受難節に思う

現代に生きるわたしたちは、時折、社会の現象や自分自身も含めて、人間性に横たわる<深い闇>の存在を漠然と感じる時があります。いま、教会暦の上ではレント(受難節)の時を過ごしています。ついでに言えば、昨日はレント22日目にあたります。由木教会の玄関に、レオナルド・ダ・ヴィンチの「最後の晩餐」が飾ってあります。(残念ながら、いまのところ本物を見る機会がありません。)あの場面で主イエスは弟子による裏切りを予告します。すでに敵対者から受け取った銀30枚でイエスを売ったユダは、無表情に見えます。感情を押し殺す時に、人は無表情になります。ユダは自らイエスを売ったという自意識があります。しかし、他の弟子たちは、主イエスにそう言われて、何のことか全く理解できませんでした。ユダの行動は、単純に、金のためにとか、うらぎりのための、うらぎり、ではなかったと、言われたりもします。

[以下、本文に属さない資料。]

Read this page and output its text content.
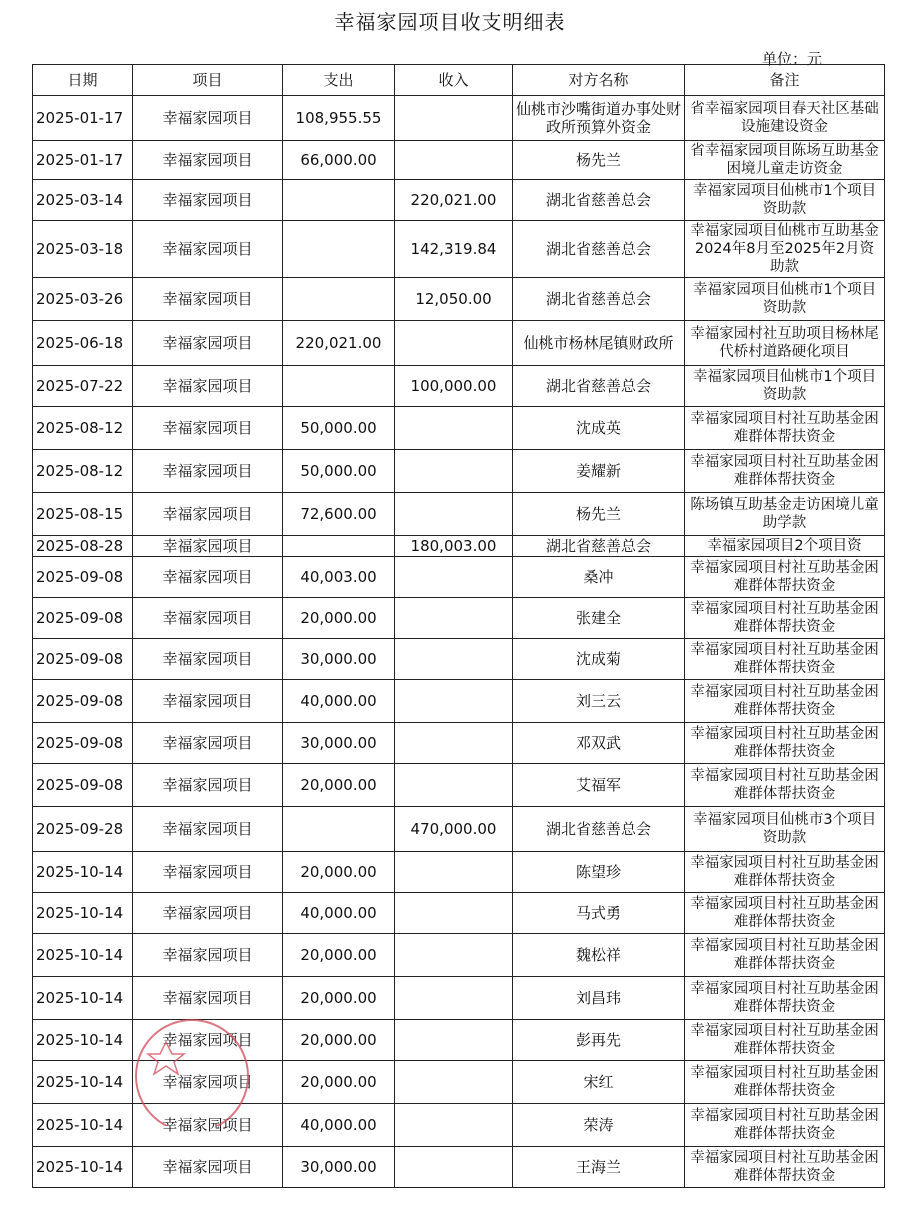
幸福家园项目收支明细表
单位：元
日期	项目	支出	收入	对方名称	备注
2025-01-17	幸福家园项目	108,955.55		仙桃市沙嘴街道办事处财政所预算外资金	省幸福家园项目春天社区基础设施建设资金
2025-01-17	幸福家园项目	66,000.00		杨先兰	省幸福家园项目陈场互助基金困境儿童走访资金
2025-03-14	幸福家园项目		220,021.00	湖北省慈善总会	幸福家园项目仙桃市1个项目资助款
2025-03-18	幸福家园项目		142,319.84	湖北省慈善总会	幸福家园项目仙桃市互助基金2024年8月至2025年2月资助款
2025-03-26	幸福家园项目		12,050.00	湖北省慈善总会	幸福家园项目仙桃市1个项目资助款
2025-06-18	幸福家园项目	220,021.00		仙桃市杨林尾镇财政所	幸福家园村社互助项目杨林尾代桥村道路硬化项目
2025-07-22	幸福家园项目		100,000.00	湖北省慈善总会	幸福家园项目仙桃市1个项目资助款
2025-08-12	幸福家园项目	50,000.00		沈成英	幸福家园项目村社互助基金困难群体帮扶资金
2025-08-12	幸福家园项目	50,000.00		姜耀新	幸福家园项目村社互助基金困难群体帮扶资金
2025-08-15	幸福家园项目	72,600.00		杨先兰	陈场镇互助基金走访困境儿童助学款
2025-08-28	幸福家园项目		180,003.00	湖北省慈善总会	幸福家园项目2个项目资
2025-09-08	幸福家园项目	40,003.00		桑冲	幸福家园项目村社互助基金困难群体帮扶资金
2025-09-08	幸福家园项目	20,000.00		张建全	幸福家园项目村社互助基金困难群体帮扶资金
2025-09-08	幸福家园项目	30,000.00		沈成菊	幸福家园项目村社互助基金困难群体帮扶资金
2025-09-08	幸福家园项目	40,000.00		刘三云	幸福家园项目村社互助基金困难群体帮扶资金
2025-09-08	幸福家园项目	30,000.00		邓双武	幸福家园项目村社互助基金困难群体帮扶资金
2025-09-08	幸福家园项目	20,000.00		艾福军	幸福家园项目村社互助基金困难群体帮扶资金
2025-09-28	幸福家园项目		470,000.00	湖北省慈善总会	幸福家园项目仙桃市3个项目资助款
2025-10-14	幸福家园项目	20,000.00		陈望珍	幸福家园项目村社互助基金困难群体帮扶资金
2025-10-14	幸福家园项目	40,000.00		马式勇	幸福家园项目村社互助基金困难群体帮扶资金
2025-10-14	幸福家园项目	20,000.00		魏松祥	幸福家园项目村社互助基金困难群体帮扶资金
2025-10-14	幸福家园项目	20,000.00		刘昌玮	幸福家园项目村社互助基金困难群体帮扶资金
2025-10-14	幸福家园项目	20,000.00		彭再先	幸福家园项目村社互助基金困难群体帮扶资金
2025-10-14	幸福家园项目	20,000.00		宋红	幸福家园项目村社互助基金困难群体帮扶资金
2025-10-14	幸福家园项目	40,000.00		荣涛	幸福家园项目村社互助基金困难群体帮扶资金
2025-10-14	幸福家园项目	30,000.00		王海兰	幸福家园项目村社互助基金困难群体帮扶资金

ユダも含めて、弟子たちは、結局、主イエスを見捨て、裏切り、弟子であることを否定するようになるとは、夢にも思いませんでした。彼らは、自分こそ最良の弟子たらんと願い、日々、祈りと献身に生きていたのです。ですから<自分だけはつまずかない、強い弟子である>という、固い確信がありました。そうした、固い自意識こそが、致命的なつまずきを招く要因でした。イエス・キリストは人間の心には深い闇があることを、良く知っておられたのです。
主イエスは弟子たちが、ユダも、ヨハネも、ペトロも、ひとり残らず、御自身を見捨てて、裏切ることを、事前に知っていました。弟子たちは、体内に致命的な病気を抱えていながら、そのことに全く自覚を欠いた病人そのものだったのです。そして、じつはユダやペトロは、二千年前の人間ではないのです。われわれ自身が彼らと同じ弱さを持つ人間であることを知るべきなのです。<自分だけは決して間違えない存在。>そう思いこみたい。そうするために、自分ではない、他人を批判し、非難することで、自分の安全圏を造り上げる口実を作りあげようともします。でも、やはり知っていたほうが良い。ユダも、ペトロも、私自身であることを。口や、ペンで、自分の高さや、聖さを誇ってみても、行動が人間の実体を証明するのです。

でも、そのペトロが許されました。ユダはどうだろう?
自殺と言う彼の決着はまちがっていた。そうした誠実さを持つくらいなら、生涯、裏切りを悔いつつ、キリストのもっとも小さな弟子として、心の痛みと悩みに耐えながら、キリスト者として歩んでほしかった。
許されたら前歴は帳消しになるのでしょうか?
そう、主イエスは寛大な全面的な赦しを与えて下さる。人は赦された事実を受け入れ信じなければならないのです。けれど、赦された側は、そのことでますます、過去に向き合うのです。過去の事実に心痛め、過去に悩むことは、単に過去に目をやることではなく、将来を造り上げて行くのです。そうあることでキリスト教はアヘンではなく、健やかに生きる道が開かれるように思います。